Upon consideration of the hearing officer's Recommended Order, and the arguments of the parties and after a review of the complete record in this matter, the Board makes the following findings:


FINDINGS OF FACT


  1. The hearing officer's findings of fact are hereby approved and adopted.


  2. There is competent, substantial evidence to support the hearing officer's findings of fact.


    CONCLUSIONS OF LAW


  3. The Board has jurisdiction of this matter pursuant to the provisions of Section 120.57(1), and Chapter 489, Florida Statutes.


  4. The hearing officer's conclusions of law, are hereby approved and adopted in toto.


  5. The hearing officer's recommended penalty is hereby rejected in part and the penalty imposed by the Board is as follows.


  6. There is competent substantial evidence to support the Board's findings and conclusions.

WHEREFORE, IT IS HEREBY ORDERED AND ADJUDGED:


The Respondent shall pay a fine of $1,000.00 within 30 days of the date of this order.


The Respondent's license is hereby SUSPENDED effective 30 days from the date of this order. If the Respondent makes payment as stated above within the required time the suspension will not be imposed. If he does not make payment timely he shall immediately mail his license to the Board Office at Post Office Box 2, Jacksonville, Florida 32201 or shall surrender the license to an investigator of the Department of Professional Regulation. If imposed, the suspension will be lifted upon payment.


Pursuant to Section 120.59, Florida Statutes, the parties are hereby notified that they may appeal this final order by filing one (1) copy of a notice of appeal with the clerk of the agency and by filing the filing fee and one (1) copy of a notice of appeal with the District Court of Appeal within thirty (30) days of the date of this order is filed.


DONE AND ORDERED this 4th day of February, 1985.

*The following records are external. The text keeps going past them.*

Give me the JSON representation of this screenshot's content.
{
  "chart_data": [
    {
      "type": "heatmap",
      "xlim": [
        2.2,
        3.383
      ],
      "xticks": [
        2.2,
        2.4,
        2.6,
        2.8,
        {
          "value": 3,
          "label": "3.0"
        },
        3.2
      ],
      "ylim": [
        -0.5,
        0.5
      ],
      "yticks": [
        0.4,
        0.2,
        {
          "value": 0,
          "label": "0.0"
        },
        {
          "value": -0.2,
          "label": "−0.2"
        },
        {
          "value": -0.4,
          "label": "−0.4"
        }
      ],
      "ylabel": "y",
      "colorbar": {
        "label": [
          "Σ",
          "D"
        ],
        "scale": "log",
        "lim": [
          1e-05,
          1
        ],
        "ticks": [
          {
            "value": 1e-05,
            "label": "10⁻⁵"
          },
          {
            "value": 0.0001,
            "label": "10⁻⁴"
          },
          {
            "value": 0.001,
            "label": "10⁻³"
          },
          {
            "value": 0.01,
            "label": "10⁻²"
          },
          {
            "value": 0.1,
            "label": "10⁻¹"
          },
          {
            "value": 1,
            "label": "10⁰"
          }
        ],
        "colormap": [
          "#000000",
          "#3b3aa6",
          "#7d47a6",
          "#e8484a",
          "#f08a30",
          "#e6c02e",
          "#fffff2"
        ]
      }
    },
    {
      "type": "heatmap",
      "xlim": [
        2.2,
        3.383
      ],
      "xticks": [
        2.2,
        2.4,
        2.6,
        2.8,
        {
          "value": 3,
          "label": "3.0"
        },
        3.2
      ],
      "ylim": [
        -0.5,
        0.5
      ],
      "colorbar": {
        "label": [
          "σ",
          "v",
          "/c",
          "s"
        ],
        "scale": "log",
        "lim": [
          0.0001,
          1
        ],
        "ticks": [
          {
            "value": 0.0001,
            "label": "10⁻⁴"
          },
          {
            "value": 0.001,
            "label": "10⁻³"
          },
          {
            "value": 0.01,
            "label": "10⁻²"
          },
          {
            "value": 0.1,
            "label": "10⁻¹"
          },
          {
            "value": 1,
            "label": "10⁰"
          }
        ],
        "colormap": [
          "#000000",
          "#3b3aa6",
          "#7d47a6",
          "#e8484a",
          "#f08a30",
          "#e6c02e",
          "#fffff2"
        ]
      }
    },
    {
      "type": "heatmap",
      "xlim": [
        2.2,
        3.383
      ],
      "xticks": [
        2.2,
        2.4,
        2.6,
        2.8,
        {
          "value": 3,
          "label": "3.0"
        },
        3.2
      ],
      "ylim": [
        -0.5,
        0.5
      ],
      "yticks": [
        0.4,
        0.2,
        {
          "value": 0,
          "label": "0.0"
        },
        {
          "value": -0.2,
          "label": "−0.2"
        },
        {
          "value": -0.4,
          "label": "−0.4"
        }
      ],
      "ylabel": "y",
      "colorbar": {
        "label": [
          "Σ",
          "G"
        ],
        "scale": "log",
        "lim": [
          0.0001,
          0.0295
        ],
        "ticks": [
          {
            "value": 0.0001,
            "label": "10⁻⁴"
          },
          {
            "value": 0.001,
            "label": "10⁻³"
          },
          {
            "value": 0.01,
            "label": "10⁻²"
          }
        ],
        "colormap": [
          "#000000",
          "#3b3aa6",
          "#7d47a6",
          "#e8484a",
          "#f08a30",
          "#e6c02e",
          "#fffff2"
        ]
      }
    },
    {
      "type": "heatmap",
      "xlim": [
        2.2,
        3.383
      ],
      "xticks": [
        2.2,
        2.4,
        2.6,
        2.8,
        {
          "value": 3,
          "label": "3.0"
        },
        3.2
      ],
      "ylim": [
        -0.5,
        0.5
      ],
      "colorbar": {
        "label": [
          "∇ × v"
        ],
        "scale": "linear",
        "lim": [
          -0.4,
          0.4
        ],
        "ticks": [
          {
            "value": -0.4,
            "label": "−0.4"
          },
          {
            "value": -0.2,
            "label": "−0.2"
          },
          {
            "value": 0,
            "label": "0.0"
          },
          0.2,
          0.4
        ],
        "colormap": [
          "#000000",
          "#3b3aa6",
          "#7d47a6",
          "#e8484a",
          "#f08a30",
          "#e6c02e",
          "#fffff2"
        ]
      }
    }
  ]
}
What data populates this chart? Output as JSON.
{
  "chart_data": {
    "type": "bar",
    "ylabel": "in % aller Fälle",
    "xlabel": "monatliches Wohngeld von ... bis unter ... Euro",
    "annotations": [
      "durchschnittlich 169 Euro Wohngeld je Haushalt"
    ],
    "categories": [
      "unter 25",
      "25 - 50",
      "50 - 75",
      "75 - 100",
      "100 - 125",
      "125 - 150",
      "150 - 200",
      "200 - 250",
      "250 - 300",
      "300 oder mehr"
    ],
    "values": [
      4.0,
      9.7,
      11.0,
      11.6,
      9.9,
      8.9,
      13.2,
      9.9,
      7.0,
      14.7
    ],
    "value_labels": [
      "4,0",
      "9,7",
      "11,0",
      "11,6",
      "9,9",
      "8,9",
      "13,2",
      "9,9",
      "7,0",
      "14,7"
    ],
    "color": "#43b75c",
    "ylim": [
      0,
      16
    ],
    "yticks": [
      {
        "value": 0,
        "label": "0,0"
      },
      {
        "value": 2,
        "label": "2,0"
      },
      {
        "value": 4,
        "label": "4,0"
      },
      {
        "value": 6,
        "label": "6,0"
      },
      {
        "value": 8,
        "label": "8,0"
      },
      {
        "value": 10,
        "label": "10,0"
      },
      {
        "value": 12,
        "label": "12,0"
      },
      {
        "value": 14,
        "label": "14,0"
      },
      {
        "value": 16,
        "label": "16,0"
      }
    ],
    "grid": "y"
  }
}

DONALD W. STOBS, Chairman Construction Industry Licensing Board


CERTIFICATE OF SERVICE


I HEREBY CERTIFY that a true and correct copy of the foregoing Final Order has been provided by certified mail to William Carlson, 10527 Pinto Drive, Hudson, Florida 33568, Daniel Rock, Esquire, 117 North blvd., New Port Richey, Florida 33552 and by hand delivery/United States mail to the Board Clerk, Department of Professional Regulation and its Counsel, 130 North Monroe Street, Tallahassee, Florida 32301, by 5:00 p.m., this 14th day of February, 1984


Docket for Case No: 83-001597
Issue Date Proceedings
Mar. 01, 1985 Final Order filed.
Jun. 08, 1984 Recommended Order sent out. CASE CLOSED.

Orders for Case No: 83-001597
Issue Date Document Summary
Feb. 13, 1985 Agency Final Order
Jun. 08, 1984 Recommended Order Respondent is guilty of aiding/abetting unlicensed contractor. Recommend suspension, fine and probation.